If you’ve been investing in the Sukanya Samriddhi Yojana (SSY) for your daughter, one question is bound to come up at some point — can you access the money before the account completes 21 years?
The answer is yes, but with clear conditions. The scheme is designed as a long-term savings tool, yet it gives you controlled flexibility when your child needs funds the most — especially for education or life events like marriage. Knowing exactly how and when you can withdraw money can help you plan better and avoid last-minute confusion.
When are you allowed to withdraw money?
You can’t withdraw money from SSY anytime you wish. The scheme allows partial withdrawal only at a specific stage of your daughter’s life.
You become eligible to withdraw up to 50% of the account balance once your daughter turns 18 or passes Class 10th — whichever happens earlier. The idea is simple: the government wants these savings to support higher education, not short-term needs.
The amount you can withdraw is calculated based on the balance available at the end of the previous financial year, according to the SSY withdrawal guidelines posted by the Ministry of Finance.
So, if you’re planning for college expenses, this provision ensures you have access to a significant portion of the funds right when you need them.
Step-by-step: How you can withdraw money from SSY
The withdrawal process is not complicated, but it does require proper documentation. Here’s how you can go about it:
Step 1: Check eligibility
Before anything else, make sure your daughter meets the criteria — she should be at least 18 years old or have cleared Class 10. Without this, withdrawal is not permitted.
Step 2: Calculate how much you can withdraw
You can withdraw up to 50% of the balance from the previous financial year. However, the final amount should match the actual educational expense you need to cover.
Step 3: Gather supporting documents
This is a crucial step. You’ll need proof that the money is required for education. Typically, this includes:
-Admission confirmation letter
-Fee structure or fee slip from the institution
-These documents ensure that the withdrawal is being used for its intended purpose.
Step 4: Submit a formal application
Visit the bank or post office where the SSY account is held.
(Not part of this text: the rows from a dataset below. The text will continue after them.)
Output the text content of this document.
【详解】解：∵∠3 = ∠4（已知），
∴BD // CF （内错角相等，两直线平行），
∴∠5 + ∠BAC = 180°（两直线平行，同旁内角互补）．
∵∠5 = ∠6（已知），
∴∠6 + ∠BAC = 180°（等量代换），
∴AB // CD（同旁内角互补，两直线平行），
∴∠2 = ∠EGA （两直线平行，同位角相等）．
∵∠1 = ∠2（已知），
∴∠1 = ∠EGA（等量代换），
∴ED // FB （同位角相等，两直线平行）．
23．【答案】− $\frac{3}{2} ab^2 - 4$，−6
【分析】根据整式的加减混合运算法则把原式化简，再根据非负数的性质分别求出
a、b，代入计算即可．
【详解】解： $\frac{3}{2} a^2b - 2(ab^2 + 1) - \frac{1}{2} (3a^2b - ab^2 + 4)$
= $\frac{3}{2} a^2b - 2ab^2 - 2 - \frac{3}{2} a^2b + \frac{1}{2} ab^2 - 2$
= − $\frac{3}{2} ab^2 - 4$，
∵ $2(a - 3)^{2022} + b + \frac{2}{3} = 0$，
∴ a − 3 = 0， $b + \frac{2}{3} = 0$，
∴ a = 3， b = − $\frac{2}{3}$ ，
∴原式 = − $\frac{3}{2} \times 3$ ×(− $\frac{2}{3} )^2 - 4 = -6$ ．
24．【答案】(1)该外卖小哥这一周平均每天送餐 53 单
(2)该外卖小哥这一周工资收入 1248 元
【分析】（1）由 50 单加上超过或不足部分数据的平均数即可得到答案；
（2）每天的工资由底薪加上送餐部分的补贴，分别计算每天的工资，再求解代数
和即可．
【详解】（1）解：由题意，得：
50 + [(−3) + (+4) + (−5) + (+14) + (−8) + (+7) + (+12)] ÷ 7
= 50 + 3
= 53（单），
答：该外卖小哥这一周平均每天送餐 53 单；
Fill out the withdrawal form and attach the required documents. This is a straightforward process, but accuracy in details is important to avoid delays.
Step 5: Choose how you want the money
You don’t have to withdraw the entire amount in one go. You can take it as a lump sum or opt for instalments.
Step 6: Plan withdrawals wisely
Keep in mind that only one withdrawal is allowed per year, and this facility can be used for up to five years. So, if your child’s education expenses are spread out, you can plan withdrawals accordingly.
Important conditions you should not ignore
While the process seems flexible, there are a few rules you need to keep in mind.
First, the withdrawn amount cannot exceed the actual fees and expenses mentioned in your documents. This ensures that the funds are strictly used for education.
Second, even though you can withdraw in parts, the total withdrawal across years must stay within the permitted limit.
And finally, this is not a free-withdrawal account. If your daughter has not reached the eligible age or education level, you won’t be able to access the funds.
What if you need to close the account early?
There may be situations where you want to close the account before 21 years. While this is allowed, it comes with strict conditions.
If your daughter is getting married after turning 18, you can close the account. You’ll need to submit an application along with proof of age and a declaration. The closure can be done within one month before or three months after the marriage.
In unfortunate circumstances like the death of the account holder, the account can be closed immediately, and the balance along with interest is paid to the guardian.
However, one rule is non-negotiable — you cannot close the account within the first five years of opening it. This restriction ensures that the scheme remains focused on long-term savings.
Why this flexibility matters for you
As a parent, you’re not just saving money — you’re planning milestones. The SSY understands this, which is why it allows partial access to funds when your daughter is ready to take the next step in her education.
At the same time, the structured withdrawal rules ensure that the savings are not misused or exhausted too early. You get the best of both worlds — discipline and flexibility.
In simple terms, if you plan it right, SSY doesn’t just help you build a corpus over time, it also supports you exactly when you need it.
Disclaimer:
This article is for informational purposes only and is based on current rules of the Sukanya Samriddhi Yojana. Readers are advised to check official government notifications or consult their bank/post office before making any financial decisions. Rules, interest rates, and conditions may change from time to time.